To move beyond 'vibe-based' AI usage, create an automated weekly report that scores your performance on key dimensions like automation and learning. This provides objective feedback, grounds your sense of progress in data, and highlights specific areas for improvement.
Obsessing over the latest AI tools leads to scattered, inefficient usage. Instead, focus on the problem you're solving—like gaining leverage—and design an integrated system to address it. The specific tools become secondary to problem-first, system-level thinking.
The real risk of AI is not direct replacement, but becoming obsolete by clinging to old workflows. Leaders who intentionally use AI to automate tactical work and clear a path for uniquely human tasks—like judgment and direction-setting—will thrive. Stagnation is the real threat.
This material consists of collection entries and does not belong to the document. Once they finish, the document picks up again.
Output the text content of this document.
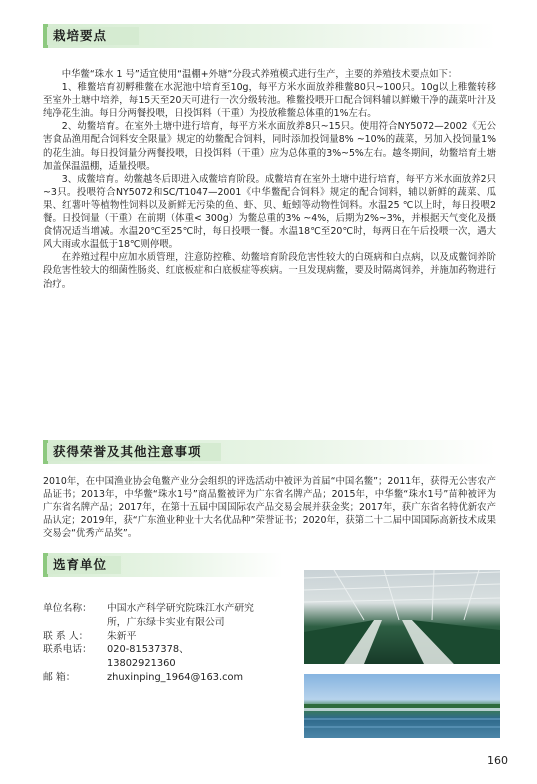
栽培要点

中华鳖“珠水 1 号”适宜使用“温棚+外塘”分段式养殖模式进行生产，主要的养殖技术要点如下：

1、稚鳖培育初孵稚鳖在水泥池中培育至10g，每平方米水面放养稚鳖80只~100只。10g以上稚鳖转移至室外土塘中培养，每15天至20天可进行一次分级转池。稚鳖投喂开口配合饲料辅以鲜嫩干净的蔬菜叶汁及纯净花生油。每日分两餐投喂，日投饵料（干重）为投放稚鳖总体重的1%左右。

2、幼鳖培育。在室外土塘中进行培育，每平方米水面放养8只~15只。使用符合NY5072—2002《无公害食品渔用配合饲料安全限量》规定的幼鳖配合饲料，同时添加投饲量8% ~10%的蔬菜，另加入投饲量1%的花生油。每日投饲量分两餐投喂，日投饵料（干重）应为总体重的3%~5%左右。越冬期间，幼鳖培育土塘加盖保温温棚，适量投喂。

3、成鳖培育。幼鳖越冬后即进入成鳖培育阶段。成鳖培育在室外土塘中进行培育，每平方米水面放养2只~3只。投喂符合NY5072和SC/T1047—2001《中华鳖配合饲料》规定的配合饲料，辅以新鲜的蔬菜、瓜果、红薯叶等植物性饲料以及新鲜无污染的鱼、虾、贝、蚯蚓等动物性饲料。水温25 ℃以上时，每日投喂2餐。日投饲量（干重）在前期（体重< 300g）为鳖总重的3% ~4%，后期为2%~3%，并根据天气变化及摄食情况适当增减。水温20℃至25℃时，每日投喂一餐。水温18℃至20℃时，每两日在午后投喂一次，遇大风大雨或水温低于18℃则停喂。

在养殖过程中应加水质管理，注意防控稚、幼鳖培育阶段危害性较大的白斑病和白点病，以及成鳖饲养阶段危害性较大的细菌性肠炎、红底板症和白底板症等疾病。一旦发现病鳖，要及时隔离饲养，并施加药物进行治疗。

获得荣誉及其他注意事项

2010年，在中国渔业协会龟鳖产业分会组织的评选活动中被评为首届“中国名鳖”；2011年，获得无公害农产品证书；2013年，中华鳖“珠水1号”商品鳖被评为广东省名牌产品；2015年，中华鳖“珠水1号”苗种被评为广东省名牌产品；2017年，在第十五届中国国际农产品交易会展并获金奖；2017年，获广东省名特优新农产品认定；2019年，获“广东渔业种业十大名优品种”荣誉证书；2020年，获第二十二届中国国际高新技术成果交易会“优秀产品奖”。

选育单位
单位名称：	中国水产科学研究院珠江水产研究所，广东绿卡实业有限公司
联 系 人：	朱新平
联系电话：	020-81537378、
13802921360
邮 箱：	zhuxinping_1964@163.com
160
AI models don't learn from feedback like humans; they repeat errors confidently. To combat this, build your personal AI system around a 'postmortem log' that records every mistake and correction. This forces the AI to learn and prevents you from becoming a repetitive editor.
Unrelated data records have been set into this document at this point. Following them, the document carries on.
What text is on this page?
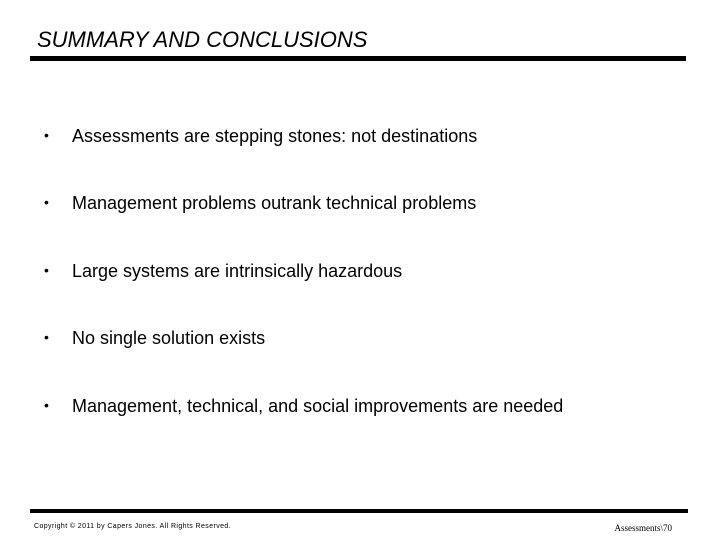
SUMMARY AND CONCLUSIONS
• Assessments are stepping stones: not destinations
• Management problems outrank technical problems
• Large systems are intrinsically hazardous
• No single solution exists
• Management, technical, and social improvements are needed
Copyright © 2011 by Capers Jones. All Rights Reserved.	Assessments\70
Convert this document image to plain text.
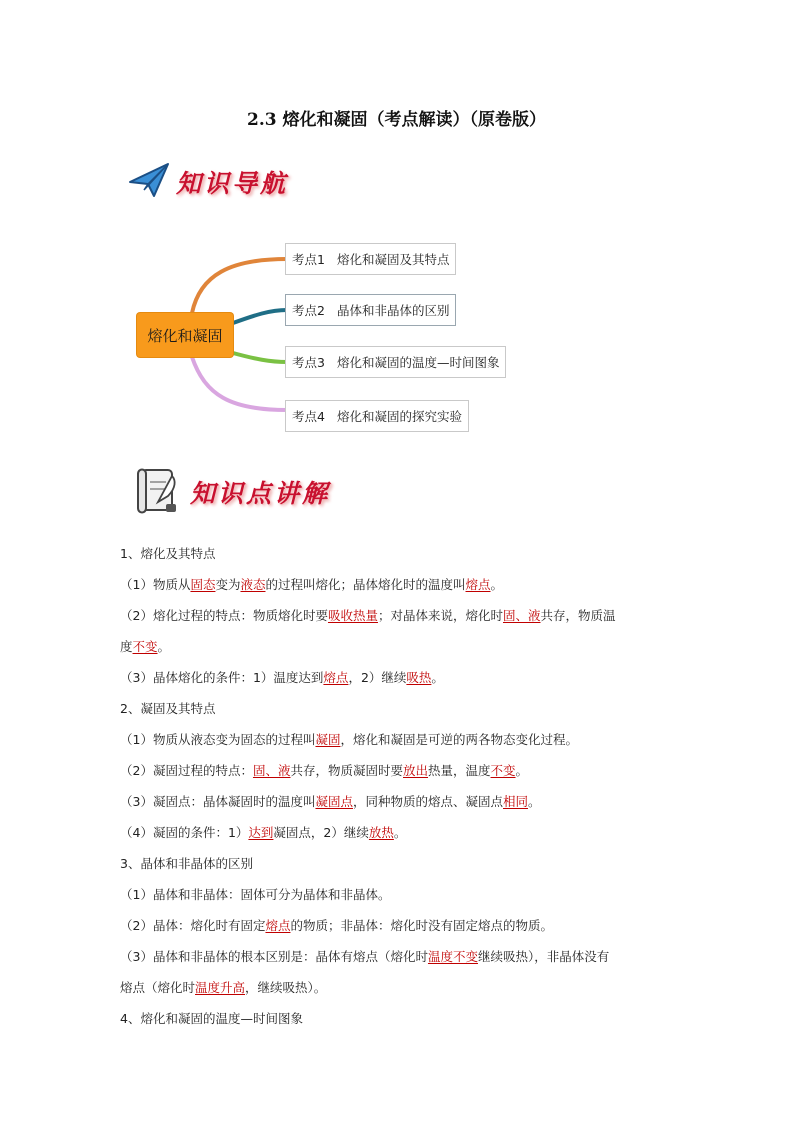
2.3 熔化和凝固（考点解读）（原卷版）
知识导航
熔化和凝固
考点1 熔化和凝固及其特点
考点2 晶体和非晶体的区别
考点3 熔化和凝固的温度—时间图象
考点4 熔化和凝固的探究实验
知识点讲解

1、熔化及其特点

（1）物质从固态变为液态的过程叫熔化；晶体熔化时的温度叫熔点。

（2）熔化过程的特点：物质熔化时要吸收热量；对晶体来说，熔化时固、液共存，物质温
度不变。

（3）晶体熔化的条件：1）温度达到熔点，2）继续吸热。

2、凝固及其特点

（1）物质从液态变为固态的过程叫凝固，熔化和凝固是可逆的两各物态变化过程。

（2）凝固过程的特点：固、液共存，物质凝固时要放出热量，温度不变。

（3）凝固点：晶体凝固时的温度叫凝固点，同种物质的熔点、凝固点相同。

（4）凝固的条件：1）达到凝固点，2）继续放热。

3、晶体和非晶体的区别

（1）晶体和非晶体：固体可分为晶体和非晶体。

（2）晶体：熔化时有固定熔点的物质；非晶体：熔化时没有固定熔点的物质。

（3）晶体和非晶体的根本区别是：晶体有熔点（熔化时温度不变继续吸热），非晶体没有
熔点（熔化时温度升高，继续吸热）。

4、熔化和凝固的温度—时间图象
In a rapidly evolving field like AI, the goalposts for 'good' are constantly moving. Design any self-assessment system so that a perfect score is unattainable. This encourages a mindset of continuous improvement and operating discipline rather than chasing an impossible destination of mastery.
Instead of focusing on time saved (e.g., 16 hours/week), the real KPI for executive AI use is expanding 'reach'—the capacity to engage in more strategic areas like competitive intelligence and customer discovery, which were previously impossible to do at scale.
Move beyond basic prompting by assessing your AI usage against a structured framework. Are you automating tasks? Is the system learning from past interactions? Are you building job-specific workflows? Are tools integrated? Are you aware of token costs? This provides a holistic view of your AI maturity.